Der Held wird also als Polizistenmörder verfolgt, gelangt nach Paris und klaut sich bei Freundinnen ein bißchen Geld zusammen. Und dieser kleine Gauner tagträumt vom Großen: nämlich Bogey. So steht Belmondo alias Pocard vor einem Kino und fixiert im Schaukasten ein Aushangfoto mit Humpty Dumpty Bogart. Den breitkrempigen Hut in den Nacken geschoben, die Fluppe lässig im Mundwinkel, fährt Michel sich mit dem Rücken des Daumennagels prüfend über die Oberlippe. Das wird zum stehenden Ritual wie Bogarts Griff an sein linkes Ohr. Das Original und die gute Kopie.

Ja, und dann trifft er Patricia alias Jean Seberg an den Champs Elysees. Boy meets girl, right in time. Der Handlungsstrang der Polizistenverfolgung hat erst mal Pause. Patty lebt als amerikanische Studentin in Paris und jobbt als Zeitungsverkäuferin der 'Herald Tribune‘. In ihrem Pensionszimmer folgt ein langes Gespräch über lebenswichtige Fragen („Kennst du William Faulkner?“ „Nein, aber warum ziehst du eine Schnute?“) und das existentielle Problem, ob man miteinander schläft. Mit solchen spartanischen Mitteln schafft es Godard, Situationen zu entkrampfen. Was den Film beim Zuschauer so amüsant leichtfüßig werden läßt, basiert auch auf dem bedenkenlosen Zusammenklauen von Versatzstücken und Dialogfetzen aus der Filmgeschichte. Figuren werden zu Klischees, Sätze zu Sentenzen mit musealer Halbwertszeit. Einige versäumte Lektionen aus der versäumten Filmgeschichte.

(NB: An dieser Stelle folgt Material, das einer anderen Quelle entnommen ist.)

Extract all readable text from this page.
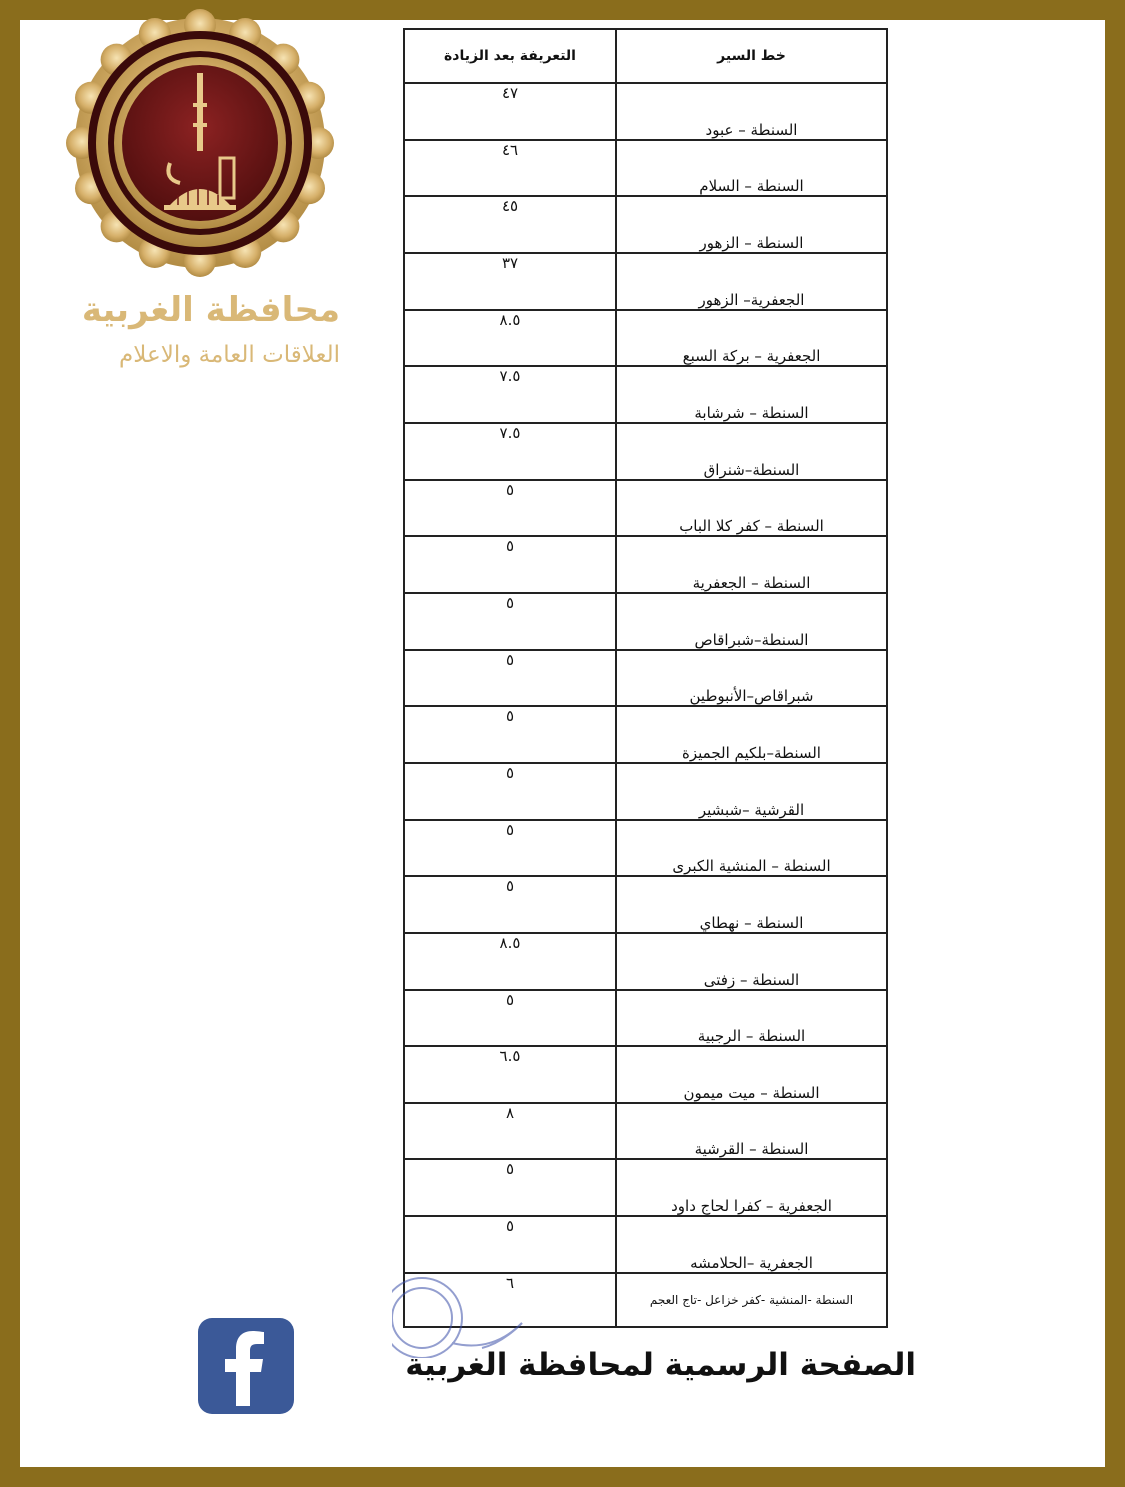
محافظة الغربية
العلاقات العامة والاعلام
التعريفة بعد الزيادة	خط السير
٤٧	السنطة – عبود
٤٦	السنطة – السلام
٤٥	السنطة – الزهور
٣٧	الجعفرية– الزهور
٨.٥	الجعفرية – بركة السبع
٧.٥	السنطة – شرشابة
٧.٥	السنطة–شنراق
٥	السنطة – كفر كلا الباب
٥	السنطة – الجعفرية
٥	السنطة–شبراقاص
٥	شبراقاص–الأنبوطين
٥	السنطة–بلكيم الجميزة
٥	القرشية –شبشير
٥	السنطة – المنشية الكبرى
٥	السنطة – نهطاي
٨.٥	السنطة – زفتى
٥	السنطة – الرجبية
٦.٥	السنطة – ميت ميمون
٨	السنطة – القرشية
٥	الجعفرية – كفرا لحاج داود
٥	الجعفرية –الحلامشه
٦	السنطة -المنشية -كفر خزاعل -تاج العجم
الصفحة الرسمية لمحافظة الغربية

Ach ja, die Geschichte: Die Polizei ist auf der Spur geblieben. Der Kommissar ähnelt denen aus den Filmen der amerikanischen schwarzen Serie, doch tapst er wesentlich unbeholfener durch den Film. Ein zarter Hinweis auf die filmischen Denkmäler, die die Youngsters der Nouvelle vague beeindruckten. Letztendlich verrät Patricia Michel an die Polizei, weil ihr klargeworden ist, daß sie Michel doch nicht liebt. Wo die Liebe hinfällt, da wächst kein Gras mehr.

Das Filmende gerät zum selbstinszenierten Showdown wie aus einem schlechtgeträumten John-Ford-Western. Von einer Kugel aus der Polizeipistole getroffen, taumelt Michel theatralisch die lange Straße hinunter und bricht dann dramatisch zusammen. Der sterbende Michel grimassiert, Patricia im Angesicht, verständnisvolle Mundstellungen als Ausdruck unausgesprochener Übereinkunft. Da fängt Godard an, sich selbst zu zitieren. Dieser klassische Western-Showdown a la Nouvelle vague wurde seinerzeit später zweimal geklaut: In dem „Außer-Atem„-Remake „Atemlos“ (wie sinnig) und in Amos Poes New Yorker Heimatfilm „The Unmade Beds“.

Jean Seberg mit dem kurzen blonden Haarschnitt schaut ernüchtert in die Kamera und wendet sich abrupt von dem toten Michel ab. Der Film ist zu Ende. Das Gesicht bleibt als Vexierbild noch für Sekunden auf der schwarzen Leinwand stehen.

bel-mosch

„Außer Atem“ von J.-L. Godard ab heute täglich im Studio und im Sputnik als OmU-Fassung.